Nevada’s timeshare laws are ruled by the Nevada Revised Statutes – Chapter 119A. This chapter is explicitly devoted to timeshare law in Nevada.
Timeshare Laws and Upfront Fees in Nevada
Nevada law provides various protections for a timeshare owner who attempts to sell the timeshare interest to another. If a broker collects an upfront or advance fee to sell the timeshare, the broker must place 80% of the money collected into an escrow account. If the timeshare is sold, the broker will be deemed to have earned the advance fee. If the timeshare is not sold during the listing period defined in the contract, the broker must return the 80% fee to the owner pursuant to NRS 119A.4779.
Right to Cancel a Timeshare Contract
In Nevada, a purchaser has the right to cancel a timeshare contract of sale until midnight of the fifth calendar day following the date the contract was executed.
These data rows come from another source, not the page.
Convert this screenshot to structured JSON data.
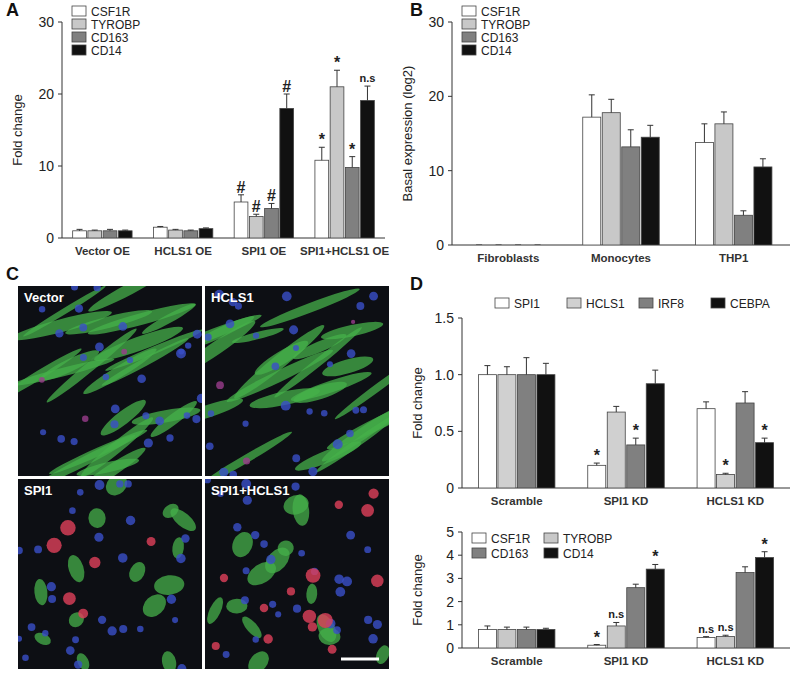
{
  "chart_data": [
    {
      "type": "bar",
      "title": "A",
      "y_label": "Fold change",
      "categories": [
        "Vector OE",
        "HCLS1 OE",
        "SPI1 OE",
        "SPI1+HCLS1 OE"
      ],
      "ylim": [
        0,
        30
      ],
      "yticks": [
        0,
        10,
        20,
        30
      ],
      "grid": false,
      "legend": "top-left",
      "series": [
        {
          "name": "CSF1R",
          "color": "#ffffff",
          "values": [
            1,
            1.5,
            5,
            10.8
          ],
          "errors": [
            0.2,
            0.1,
            1.0,
            1.8
          ],
          "annotations": [
            null,
            null,
            "#",
            "*"
          ]
        },
        {
          "name": "TYROBP",
          "color": "#c8c8c8",
          "values": [
            1,
            1.1,
            3,
            21
          ],
          "errors": [
            0.1,
            0.1,
            0.3,
            2.3
          ],
          "annotations": [
            null,
            null,
            "#",
            "*"
          ]
        },
        {
          "name": "CD163",
          "color": "#808080",
          "values": [
            1,
            1.0,
            4.1,
            9.8
          ],
          "errors": [
            0.2,
            0.1,
            0.7,
            1.5
          ],
          "annotations": [
            null,
            null,
            "#",
            "*"
          ]
        },
        {
          "name": "CD14",
          "color": "#111111",
          "values": [
            1,
            1.3,
            18,
            19.1
          ],
          "errors": [
            0.1,
            0.1,
            2.0,
            2.0
          ],
          "annotations": [
            null,
            null,
            "#",
            "n.s"
          ]
        }
      ]
    },
    {
      "type": "bar",
      "title": "B",
      "y_label": "Basal expression (log2)",
      "categories": [
        "Fibroblasts",
        "Monocytes",
        "THP1"
      ],
      "ylim": [
        0,
        30
      ],
      "yticks": [
        0,
        10,
        20,
        30
      ],
      "grid": false,
      "legend": "top-left",
      "series": [
        {
          "name": "CSF1R",
          "color": "#ffffff",
          "values": [
            0,
            17.2,
            13.8
          ],
          "errors": [
            0,
            3.0,
            2.5
          ]
        },
        {
          "name": "TYROBP",
          "color": "#c8c8c8",
          "values": [
            0,
            17.8,
            16.3
          ],
          "errors": [
            0,
            1.8,
            1.6
          ]
        },
        {
          "name": "CD163",
          "color": "#808080",
          "values": [
            0,
            13.2,
            4.0
          ],
          "errors": [
            0,
            2.3,
            0.6
          ]
        },
        {
          "name": "CD14",
          "color": "#111111",
          "values": [
            0,
            14.5,
            10.5
          ],
          "errors": [
            0,
            1.6,
            1.1
          ]
        }
      ]
    },
    {
      "type": "bar",
      "title": "D",
      "y_label": "Fold change",
      "categories": [
        "Scramble",
        "SPI1 KD",
        "HCLS1 KD"
      ],
      "ylim": [
        0,
        1.5
      ],
      "yticks": [
        0,
        0.5,
        {
          "value": 1,
          "label": "1.0"
        },
        1.5
      ],
      "grid": false,
      "legend": "top",
      "series": [
        {
          "name": "SPI1",
          "color": "#ffffff",
          "values": [
            1.0,
            0.2,
            0.7
          ],
          "errors": [
            0.08,
            0.02,
            0.06
          ],
          "annotations": [
            null,
            "*",
            null
          ]
        },
        {
          "name": "HCLS1",
          "color": "#d0d0d0",
          "values": [
            1.0,
            0.67,
            0.12
          ],
          "errors": [
            0.07,
            0.05,
            0.01
          ],
          "annotations": [
            null,
            null,
            "*"
          ]
        },
        {
          "name": "IRF8",
          "color": "#808080",
          "values": [
            1.0,
            0.38,
            0.75
          ],
          "errors": [
            0.15,
            0.06,
            0.1
          ],
          "annotations": [
            null,
            "*",
            null
          ]
        },
        {
          "name": "CEBPA",
          "color": "#111111",
          "values": [
            1.0,
            0.92,
            0.4
          ],
          "errors": [
            0.1,
            0.12,
            0.04
          ],
          "annotations": [
            null,
            null,
            "*"
          ]
        }
      ]
    },
    {
      "type": "bar",
      "y_label": "Fold change",
      "categories": [
        "Scramble",
        "SPI1 KD",
        "HCLS1 KD"
      ],
      "ylim": [
        0,
        5
      ],
      "yticks": [
        0,
        1,
        2,
        3,
        4,
        5
      ],
      "grid": false,
      "legend": "top-left",
      "series": [
        {
          "name": "CSF1R",
          "color": "#ffffff",
          "values": [
            0.8,
            0.12,
            0.45
          ],
          "errors": [
            0.15,
            0.03,
            0.04
          ],
          "annotations": [
            null,
            "*",
            "n.s"
          ]
        },
        {
          "name": "TYROBP",
          "color": "#c8c8c8",
          "values": [
            0.8,
            0.95,
            0.5
          ],
          "errors": [
            0.1,
            0.15,
            0.05
          ],
          "annotations": [
            null,
            "n.s",
            "n.s"
          ]
        },
        {
          "name": "CD163",
          "color": "#808080",
          "values": [
            0.8,
            2.6,
            3.25
          ],
          "errors": [
            0.1,
            0.15,
            0.25
          ],
          "annotations": [
            null,
            null,
            null
          ]
        },
        {
          "name": "CD14",
          "color": "#111111",
          "values": [
            0.8,
            3.4,
            3.9
          ],
          "errors": [
            0.05,
            0.2,
            0.25
          ],
          "annotations": [
            null,
            "*",
            "*"
          ]
        }
      ]
    }
  ],
  "image_panel": {
    "title": "C",
    "labels": [
      "Vector",
      "HCLS1",
      "SPI1",
      "SPI1+HCLS1"
    ]
  }
}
As stated in NRS 119A.410 this right to cancel may not be waived and notice must be given to the developer by certified mail or personal delivery. After receiving this notice, the developer must refund all payments within 15 days. The right of cancellation may not be waived; any attempt by the developer to obtain a waiver results in a contract which is voidable by the purchaser. If you have purchased a timeshare from an individual or entity that is not the developer (like the resale market), please speak with a timeshare attorney to discuss what rescission rights, if any, are available to you.
Nevada Timeshare Resale Law
Nevada Revised Statute 119A.4771 provides guidelines for the sale and resale of timeshare. This statute states that other than developer sales, any person who wishes to offer, sell or advertise timeshare in Nevada must be a licensed broker AND timeshare resale broker if they are selling more than 12 units.
A timeshare may not be advertised until the advertisement is filed with the state. The developer must be aware of any and all advertising documents, brochures, gifts, or presentations as stated in NRS 119A.4773.